By Mourice Seretta
In a virtual conference held to mark World Wildlife day, World Animal Protection has launched an interactive map showing wildlife trade routes and the cruelty animals go through. Featured prominently were- The Ball Pythons in West Africa, African Grey Parrots in Central Africa, The Traditional medicine markets in Benin and Lion bone trade in South Africa.
Edith Kabesiime, Wildlife Campaigns Manager at World Animal Protection said; “This interactive map shows wildlife trade routes globally and the dangers it has if not stopped. The African continent is home to some of the world’s most majestic and iconic wildlife. Sadly, it is also home to some of the world’s most cruel, dangerous, and exploitative wildlife trading. Some of the activities are criminal, others are legally authorized, but all are cruel.
Action is needed to end the global wildlife trade; to safeguard animal welfare, biodiversity, and to protect our health. We are urging people not to buy, own, or breed a wild animal for entertainment, for traditional Medicine or as an exotic pet. A life in captivity is a world away from a life in the wild.”
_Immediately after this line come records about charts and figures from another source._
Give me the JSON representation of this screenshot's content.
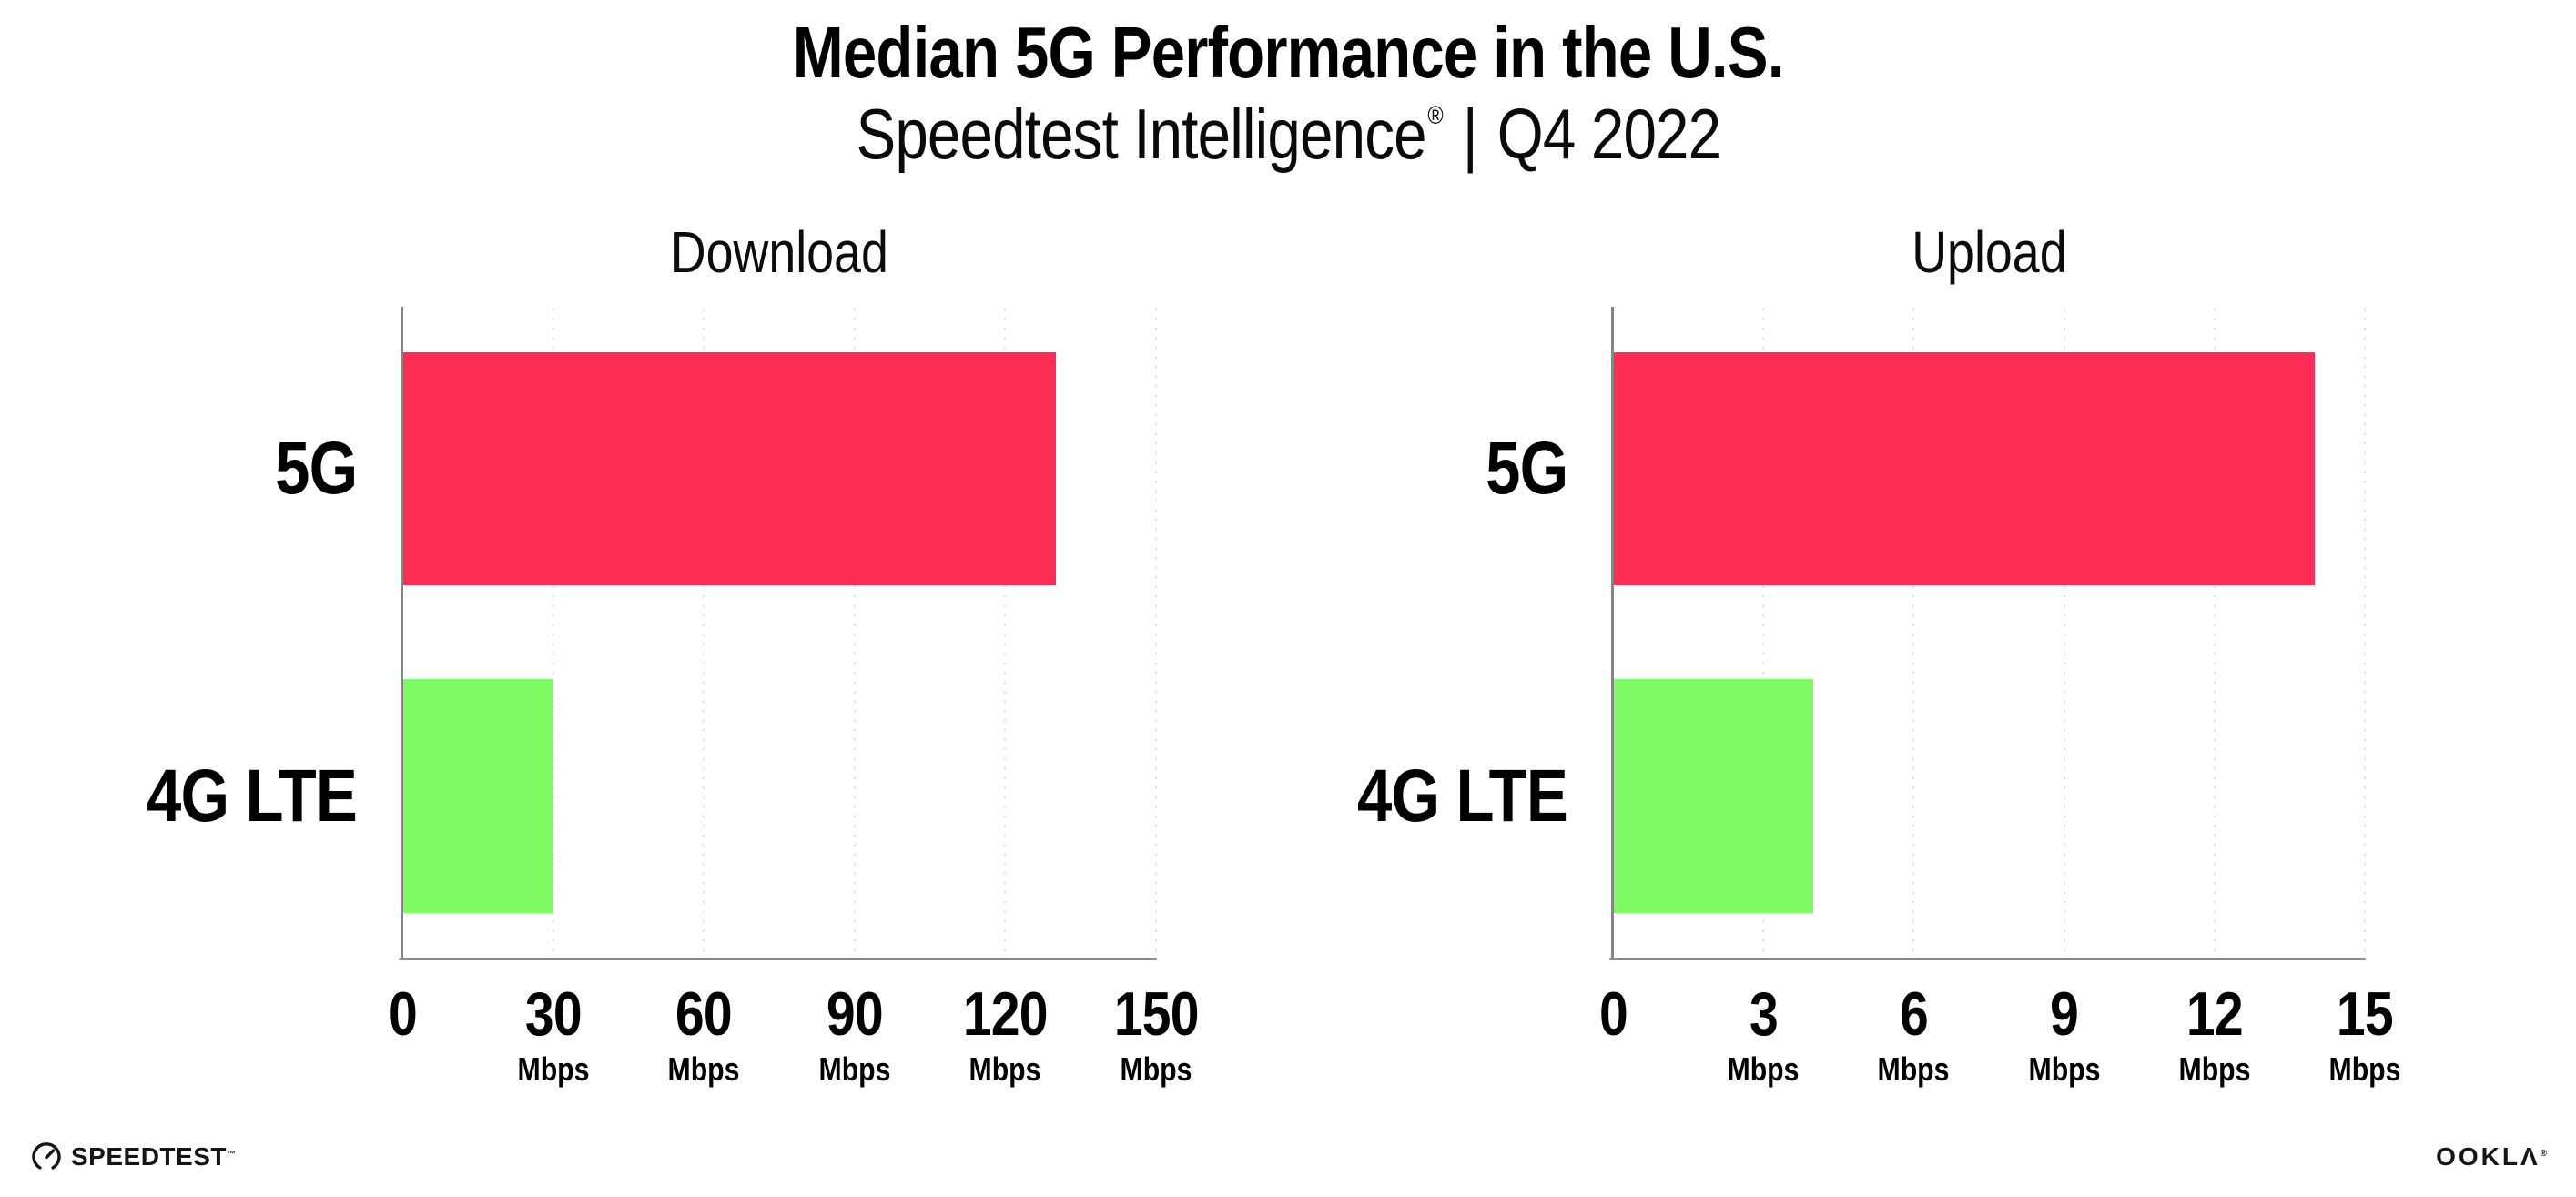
{
  "header": {
    "title": "Median 5G Performance in the U.S.",
    "subtitle_brand": "Speedtest Intelligence",
    "subtitle_reg": "®",
    "subtitle_sep": "|",
    "subtitle_period": "Q4 2022"
  },
  "footer": {
    "speedtest_label": "SPEEDTEST",
    "speedtest_tm": "™",
    "ookla_label": "OOKLΛ",
    "ookla_reg": "®"
  },
  "colors": {
    "bar_5g": "#FF2D55",
    "bar_4g_lte": "#80FB66",
    "axis": "#8C8C8C",
    "gridline": "#E2E2EA",
    "text": "#000000"
  },
  "chart_data": [
    {
      "type": "bar",
      "orientation": "horizontal",
      "title": "Download",
      "categories": [
        "5G",
        "4G LTE"
      ],
      "values": [
        130,
        30
      ],
      "unit": "Mbps",
      "xlim": [
        0,
        150
      ],
      "xticks": [
        0,
        30,
        60,
        90,
        120,
        150
      ],
      "bar_colors": [
        "#FF2D55",
        "#80FB66"
      ],
      "grid": "vertical dotted at every tick",
      "legend": "none"
    },
    {
      "type": "bar",
      "orientation": "horizontal",
      "title": "Upload",
      "categories": [
        "5G",
        "4G LTE"
      ],
      "values": [
        14,
        4
      ],
      "unit": "Mbps",
      "xlim": [
        0,
        15
      ],
      "xticks": [
        0,
        3,
        6,
        9,
        12,
        15
      ],
      "bar_colors": [
        "#FF2D55",
        "#80FB66"
      ],
      "grid": "vertical dotted at every tick",
      "legend": "none"
    }
  ]
}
Every single day, thousands of wild animals are poached or farmed and sold into the global multi-billion-dollar wild animal trade with very little regard for their welfare. They are deprived what their natural habitat would offer for free such as freedom, space, wild interaction, and diet. Wildlife trade is now so substantial that it represents one of the most prominent drivers of animal extinction risk globally.
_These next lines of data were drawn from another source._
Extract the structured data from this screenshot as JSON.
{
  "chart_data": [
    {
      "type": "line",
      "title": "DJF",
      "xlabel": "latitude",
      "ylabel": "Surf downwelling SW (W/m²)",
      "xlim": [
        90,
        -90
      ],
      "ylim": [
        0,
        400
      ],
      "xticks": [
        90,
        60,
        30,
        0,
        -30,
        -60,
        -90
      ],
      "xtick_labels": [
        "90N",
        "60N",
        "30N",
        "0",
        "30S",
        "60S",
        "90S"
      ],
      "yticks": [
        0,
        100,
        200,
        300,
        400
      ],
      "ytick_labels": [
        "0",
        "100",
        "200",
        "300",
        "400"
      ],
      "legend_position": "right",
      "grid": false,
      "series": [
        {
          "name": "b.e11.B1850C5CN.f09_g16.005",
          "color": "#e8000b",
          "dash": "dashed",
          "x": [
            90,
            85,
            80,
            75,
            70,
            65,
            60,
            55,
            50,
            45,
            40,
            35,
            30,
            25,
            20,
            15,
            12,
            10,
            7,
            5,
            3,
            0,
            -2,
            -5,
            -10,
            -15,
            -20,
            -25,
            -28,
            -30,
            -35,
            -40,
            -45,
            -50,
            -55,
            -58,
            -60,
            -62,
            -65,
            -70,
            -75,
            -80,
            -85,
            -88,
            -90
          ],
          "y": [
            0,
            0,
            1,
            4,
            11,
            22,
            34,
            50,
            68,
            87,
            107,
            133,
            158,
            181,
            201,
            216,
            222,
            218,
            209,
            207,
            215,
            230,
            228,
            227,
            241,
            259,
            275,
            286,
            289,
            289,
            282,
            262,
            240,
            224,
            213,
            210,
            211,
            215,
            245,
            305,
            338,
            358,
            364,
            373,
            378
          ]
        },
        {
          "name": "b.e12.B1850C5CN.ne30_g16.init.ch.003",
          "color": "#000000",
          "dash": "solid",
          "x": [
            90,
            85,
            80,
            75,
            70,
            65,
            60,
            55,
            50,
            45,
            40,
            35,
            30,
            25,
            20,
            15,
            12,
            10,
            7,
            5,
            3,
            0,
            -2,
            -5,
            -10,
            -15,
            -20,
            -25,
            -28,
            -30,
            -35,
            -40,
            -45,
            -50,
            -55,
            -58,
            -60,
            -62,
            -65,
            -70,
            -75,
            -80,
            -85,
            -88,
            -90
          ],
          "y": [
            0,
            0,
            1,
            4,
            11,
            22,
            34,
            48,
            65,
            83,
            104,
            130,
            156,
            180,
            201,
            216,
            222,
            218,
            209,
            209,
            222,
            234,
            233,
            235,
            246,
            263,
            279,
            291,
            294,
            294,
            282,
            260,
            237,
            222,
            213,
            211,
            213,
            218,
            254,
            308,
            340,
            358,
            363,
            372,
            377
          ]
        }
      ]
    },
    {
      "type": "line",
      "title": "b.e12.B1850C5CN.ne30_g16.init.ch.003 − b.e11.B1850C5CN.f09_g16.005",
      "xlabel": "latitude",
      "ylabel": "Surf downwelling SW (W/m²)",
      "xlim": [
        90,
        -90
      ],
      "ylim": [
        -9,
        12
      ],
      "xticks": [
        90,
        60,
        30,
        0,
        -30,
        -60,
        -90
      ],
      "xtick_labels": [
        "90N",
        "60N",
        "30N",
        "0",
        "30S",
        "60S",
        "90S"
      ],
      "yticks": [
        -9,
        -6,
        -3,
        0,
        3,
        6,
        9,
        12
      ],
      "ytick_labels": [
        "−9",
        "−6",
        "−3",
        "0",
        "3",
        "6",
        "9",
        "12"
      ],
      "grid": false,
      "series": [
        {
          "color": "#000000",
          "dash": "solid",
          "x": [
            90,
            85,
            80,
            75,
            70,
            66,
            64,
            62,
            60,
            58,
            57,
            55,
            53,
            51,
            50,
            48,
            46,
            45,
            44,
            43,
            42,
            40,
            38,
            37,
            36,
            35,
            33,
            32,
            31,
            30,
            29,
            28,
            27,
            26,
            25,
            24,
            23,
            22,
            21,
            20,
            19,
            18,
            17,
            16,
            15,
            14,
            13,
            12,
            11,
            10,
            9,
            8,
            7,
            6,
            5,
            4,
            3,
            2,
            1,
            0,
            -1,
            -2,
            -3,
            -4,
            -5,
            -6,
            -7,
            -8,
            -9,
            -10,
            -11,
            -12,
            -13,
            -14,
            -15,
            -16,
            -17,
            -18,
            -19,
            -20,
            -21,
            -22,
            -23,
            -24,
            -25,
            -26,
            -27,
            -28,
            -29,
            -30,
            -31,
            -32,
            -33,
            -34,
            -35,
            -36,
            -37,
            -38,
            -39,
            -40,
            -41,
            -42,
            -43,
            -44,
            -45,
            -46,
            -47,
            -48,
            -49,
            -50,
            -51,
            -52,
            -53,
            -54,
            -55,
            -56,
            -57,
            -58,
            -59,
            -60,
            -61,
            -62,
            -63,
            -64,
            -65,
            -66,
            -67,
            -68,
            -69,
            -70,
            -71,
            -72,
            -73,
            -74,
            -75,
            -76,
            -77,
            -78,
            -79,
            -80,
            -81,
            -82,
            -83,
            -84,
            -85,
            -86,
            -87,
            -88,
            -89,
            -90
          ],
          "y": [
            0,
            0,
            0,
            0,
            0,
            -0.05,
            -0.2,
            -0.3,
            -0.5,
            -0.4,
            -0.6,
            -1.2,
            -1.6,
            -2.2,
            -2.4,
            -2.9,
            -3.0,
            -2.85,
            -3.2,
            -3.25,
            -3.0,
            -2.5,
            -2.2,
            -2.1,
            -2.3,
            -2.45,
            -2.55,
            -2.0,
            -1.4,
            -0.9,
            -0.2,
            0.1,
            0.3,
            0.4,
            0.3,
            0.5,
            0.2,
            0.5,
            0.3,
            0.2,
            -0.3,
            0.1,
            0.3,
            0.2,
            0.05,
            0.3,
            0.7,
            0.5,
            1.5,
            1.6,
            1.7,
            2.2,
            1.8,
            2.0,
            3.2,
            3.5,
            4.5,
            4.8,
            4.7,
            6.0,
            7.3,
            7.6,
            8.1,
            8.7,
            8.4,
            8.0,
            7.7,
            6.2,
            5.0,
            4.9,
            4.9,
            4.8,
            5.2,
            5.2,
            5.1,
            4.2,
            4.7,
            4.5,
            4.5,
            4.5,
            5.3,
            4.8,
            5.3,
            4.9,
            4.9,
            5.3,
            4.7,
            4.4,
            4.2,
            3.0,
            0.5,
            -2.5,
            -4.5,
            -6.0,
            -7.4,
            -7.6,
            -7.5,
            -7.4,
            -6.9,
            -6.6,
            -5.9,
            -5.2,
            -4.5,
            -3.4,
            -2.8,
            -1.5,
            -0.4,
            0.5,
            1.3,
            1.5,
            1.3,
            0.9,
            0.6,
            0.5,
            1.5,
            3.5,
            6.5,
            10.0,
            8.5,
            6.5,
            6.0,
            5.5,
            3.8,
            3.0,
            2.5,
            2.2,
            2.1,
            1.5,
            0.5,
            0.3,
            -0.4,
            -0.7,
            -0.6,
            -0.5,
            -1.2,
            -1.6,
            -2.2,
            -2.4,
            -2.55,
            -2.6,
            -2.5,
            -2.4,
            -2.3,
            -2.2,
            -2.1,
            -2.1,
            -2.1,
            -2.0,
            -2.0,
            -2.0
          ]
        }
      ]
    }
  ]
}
The demand and exploitation of wild animals not only affects biodiversity, it also exposes us to disease and puts us all at risk. Past occurrences have clearly demonstrated how the exploitation of wild animals’ primary caused the emergence and spread of zoonotic diseases like COVID-19, SARS, Ebola and MERS. Every day we learn more about the dangers of this trade, and how it is putting our own future at risk. We are at a biodiversity tipping point – we must act now before it is too late. Ending wildlife trade is the sure way to avert future catastrophes.